This article discusses funds awarded by the Bureau of Justice Assistance (BJA) of the U. S. Department of Justice to Maryland to reduce smuggled contraband cell phones in Baltimore prisons. It is interesting that the funds are not being used to purchase wireless signal jammers (the usual strategy for funds granted to address the contraband cell phone problem), but to hire DPSCS investigators and State’s Attorney staff. Of note is that there is no mention of any initiative to address the demand side of the problem.
Governor Martin O’Malley today announced that Maryland has received $350,000 in federal funds to intensify the effort to tackle the problem of cell phones in Baltimore prisons. The competitive federal grant is designed to fund “innovative strategies for confronting emerging or chronic systemic issues.”
The Maryland Department of Public Safety and Correctional Services (DPSCS) is receiving the funds from the Bureau of Justice Assistance (BJA) of the U. S. Department of Justice. Maryland has become a national leader in developing strategies to fight illegal cell phones in prisons. Many of these efforts focused on close partnerships linking prosecutors, prison intelligence unit investigators, and forensic cell phone data extraction and analysis, all efforts cited as “innovative” by BJA when awarding the grant.
“Protecting and improving public safety in our neighborhoods and communities is the most important obligation we have as public servants,” said Governor O’Malley. “The use of cell phones by inmates is a significant threat to public safety and these additional funds will bolster our efforts to combat illegal cell phone use inside our prisons and protect our neighbors and families in communities across Maryland. I appreciate the steadfast commitment of our Congressional delegation and their efforts in helping secure the grant funding.”
The grant will be used to fund the placement of a dedicated part-time assistant state’s attorney in Baltimore City, two investigators in DPSCS’ Internal Investigative Unit, and one support staffer. Their goal will be to reduce prison corruption and gang activity through enhanced prosecution, investigation, and inter-agency cooperation.
The funds will also bolster ongoing coordinated efforts between Baltimore City State’s Attorney Gregg Bernstein and DPSCS to proactively prosecute inmates not only for the possession of cell phones, but to prioritize cases to pursue violent gang members who use cell phones to further criminal enterprises. It will also target corrupt prison staff who enable inmates to acquire cell phones.

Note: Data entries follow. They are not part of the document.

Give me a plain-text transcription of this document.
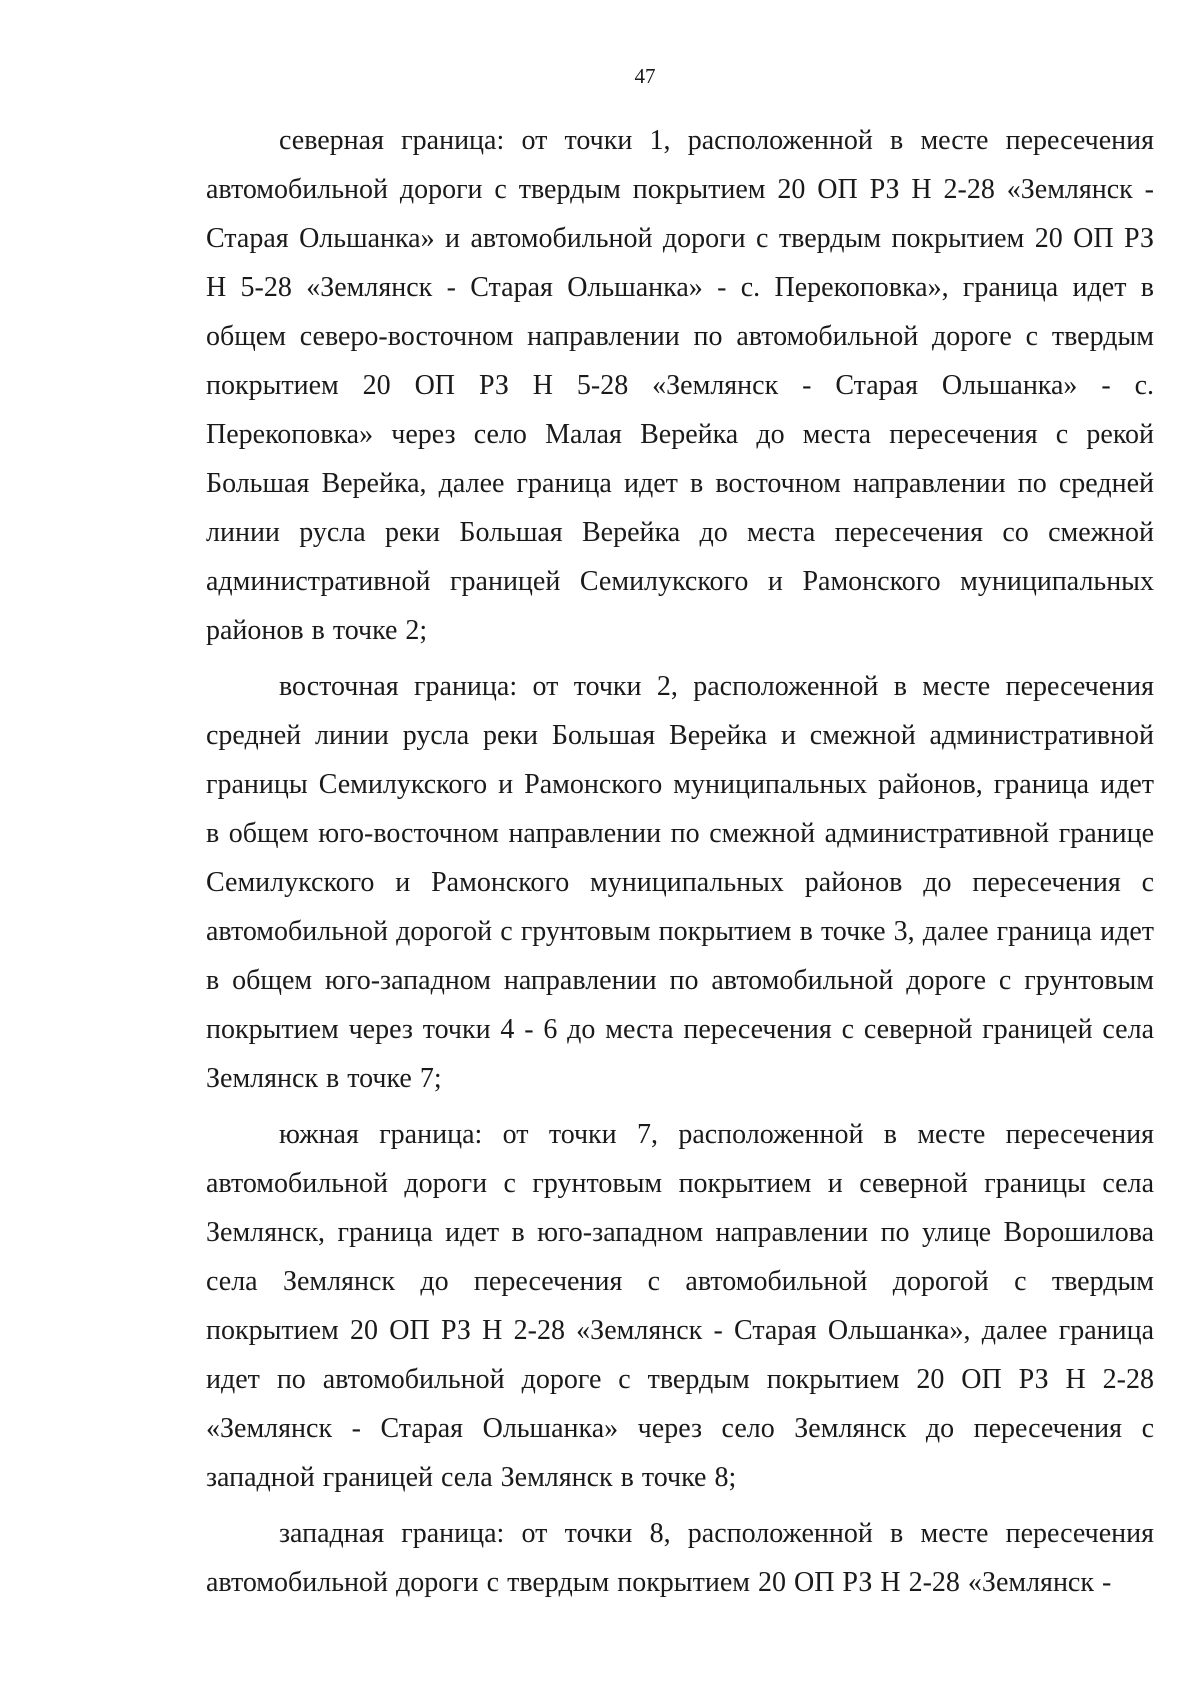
47

северная граница: от точки 1, расположенной в месте пересечения автомобильной дороги с твердым покрытием 20 ОП РЗ Н 2-28 «Землянск - Старая Ольшанка» и автомобильной дороги с твердым покрытием 20 ОП РЗ Н 5-28 «Землянск - Старая Ольшанка» - с. Перекоповка», граница идет в общем северо-восточном направлении по автомобильной дороге с твердым покрытием 20 ОП РЗ Н 5-28 «Землянск - Старая Ольшанка» - с. Перекоповка» через село Малая Верейка до места пересечения с рекой Большая Верейка, далее граница идет в восточном направлении по средней линии русла реки Большая Верейка до места пересечения со смежной административной границей Семилукского и Рамонского муниципальных районов в точке 2;

восточная граница: от точки 2, расположенной в месте пересечения средней линии русла реки Большая Верейка и смежной административной границы Семилукского и Рамонского муниципальных районов, граница идет в общем юго-восточном направлении по смежной административной границе Семилукского и Рамонского муниципальных районов до пересечения с автомобильной дорогой с грунтовым покрытием в точке 3, далее граница идет в общем юго-западном направлении по автомобильной дороге с грунтовым покрытием через точки 4 - 6 до места пересечения с северной границей села Землянск в точке 7;

южная граница: от точки 7, расположенной в месте пересечения автомобильной дороги с грунтовым покрытием и северной границы села Землянск, граница идет в юго-западном направлении по улице Ворошилова села Землянск до пересечения с автомобильной дорогой с твердым покрытием 20 ОП РЗ Н 2-28 «Землянск - Старая Ольшанка», далее граница идет по автомобильной дороге с твердым покрытием 20 ОП РЗ Н 2-28 «Землянск - Старая Ольшанка» через село Землянск до пересечения с западной границей села Землянск в точке 8;

западная граница: от точки 8, расположенной в месте пересечения автомобильной дороги с твердым покрытием 20 ОП РЗ Н 2-28 «Землянск -
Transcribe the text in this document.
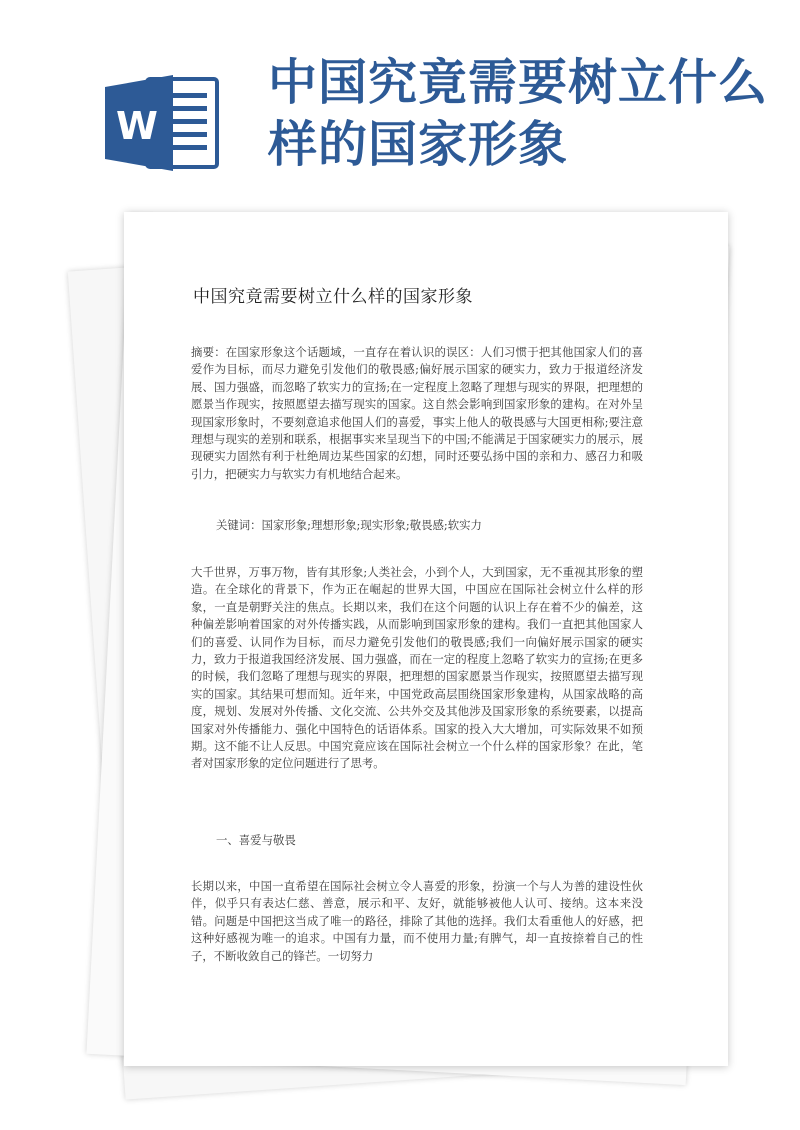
W
中国究竟需要树立什么样的国家形象
中国究竟需要树立什么样的国家形象

摘要：在国家形象这个话题域，一直存在着认识的误区：人们习惯于把其他国家人们的喜爱作为目标，而尽力避免引发他们的敬畏感;偏好展示国家的硬实力，致力于报道经济发展、国力强盛，而忽略了软实力的宣扬;在一定程度上忽略了理想与现实的界限，把理想的愿景当作现实，按照愿望去描写现实的国家。这自然会影响到国家形象的建构。在对外呈现国家形象时，不要刻意追求他国人们的喜爱，事实上他人的敬畏感与大国更相称;要注意理想与现实的差别和联系，根据事实来呈现当下的中国;不能满足于国家硬实力的展示，展现硬实力固然有利于杜绝周边某些国家的幻想，同时还要弘扬中国的亲和力、感召力和吸引力，把硬实力与软实力有机地结合起来。

关键词：国家形象;理想形象;现实形象;敬畏感;软实力

大千世界，万事万物，皆有其形象;人类社会，小到个人，大到国家，无不重视其形象的塑造。在全球化的背景下，作为正在崛起的世界大国，中国应在国际社会树立什么样的形象，一直是朝野关注的焦点。长期以来，我们在这个问题的认识上存在着不少的偏差，这种偏差影响着国家的对外传播实践，从而影响到国家形象的建构。我们一直把其他国家人们的喜爱、认同作为目标，而尽力避免引发他们的敬畏感;我们一向偏好展示国家的硬实力，致力于报道我国经济发展、国力强盛，而在一定的程度上忽略了软实力的宣扬;在更多的时候，我们忽略了理想与现实的界限，把理想的国家愿景当作现实，按照愿望去描写现实的国家。其结果可想而知。近年来，中国党政高层围绕国家形象建构，从国家战略的高度，规划、发展对外传播、文化交流、公共外交及其他涉及国家形象的系统要素，以提高国家对外传播能力、强化中国特色的话语体系。国家的投入大大增加，可实际效果不如预期。这不能不让人反思。中国究竟应该在国际社会树立一个什么样的国家形象？在此，笔者对国家形象的定位问题进行了思考。

一、喜爱与敬畏

长期以来，中国一直希望在国际社会树立令人喜爱的形象，扮演一个与人为善的建设性伙伴，似乎只有表达仁慈、善意，展示和平、友好，就能够被他人认可、接纳。这本来没错。问题是中国把这当成了唯一的路径，排除了其他的选择。我们太看重他人的好感，把这种好感视为唯一的追求。中国有力量，而不使用力量;有脾气，却一直按捺着自己的性子，不断收敛自己的锋芒。一切努力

“For too long, criminals have continued to operate out of prison through smuggled cell phones,” said Senator Barbara Mikulski. “With this important federal investment, Baltimore prison wardens will have another tool to combat illegal cell phone use on the inside and protect our neighbors and families on the outside. As Chairwoman of the Senate subcommittee tasked with funding crime preventing programs, I am pleased to have put money in the federal checkbook to make our neighborhoods safer and give prison officials the tools they need.”
“Too many inmates are using contraband cell phones to harass witnesses and victims and orchestrate crimes behind prison walls, defying prison rules and law enforcement,” said Senator Ben Cardin. “This grant will crack down on cell phone use in our prisons, reducing crime and ultimately increasing safety on Baltimore’s streets.”
“In too many instances, the use of cell phones and other contraband enables incarcerated defendants to continue their criminal activity, often with violent results,” said Baltimore City State’s Attorney Gregg Bernstein. “This grant provides much-needed assistance in our efforts to combat these criminal enterprises. We thank Governor O’Malley and GOCCP for their innovative work on behalf of our city and citizens.”
This grant is the latest development in the State’s innovative and aggressive efforts to tackle this issue, including training its own cell phone sniffing K-9 Units, investing $1 million into prison entrance security technology, and developing correctional intelligence efforts and cell phone data extraction and analysis capabilities. In 2009, the DPSCS opened lines of communication with the Baltimore City State’s Attorney’s office to improve cell phone investigations and prosecutions. That includes training of DOC staffers by the State’s Attorney’s office in ways to build stronger cases leading to more prosecutions and convictions.
The more intense focus on cell phone interdiction has paid off, with a 75% increase in interdicted phones found in FY2011vs FY2007 statewide, with 882 cell seized Baltimore City’s corrections facilities. More importantly, the number of cell phones found has likely leveled off in the last two years, meaning fewer are getting in from a high of over 1,600 in 2009.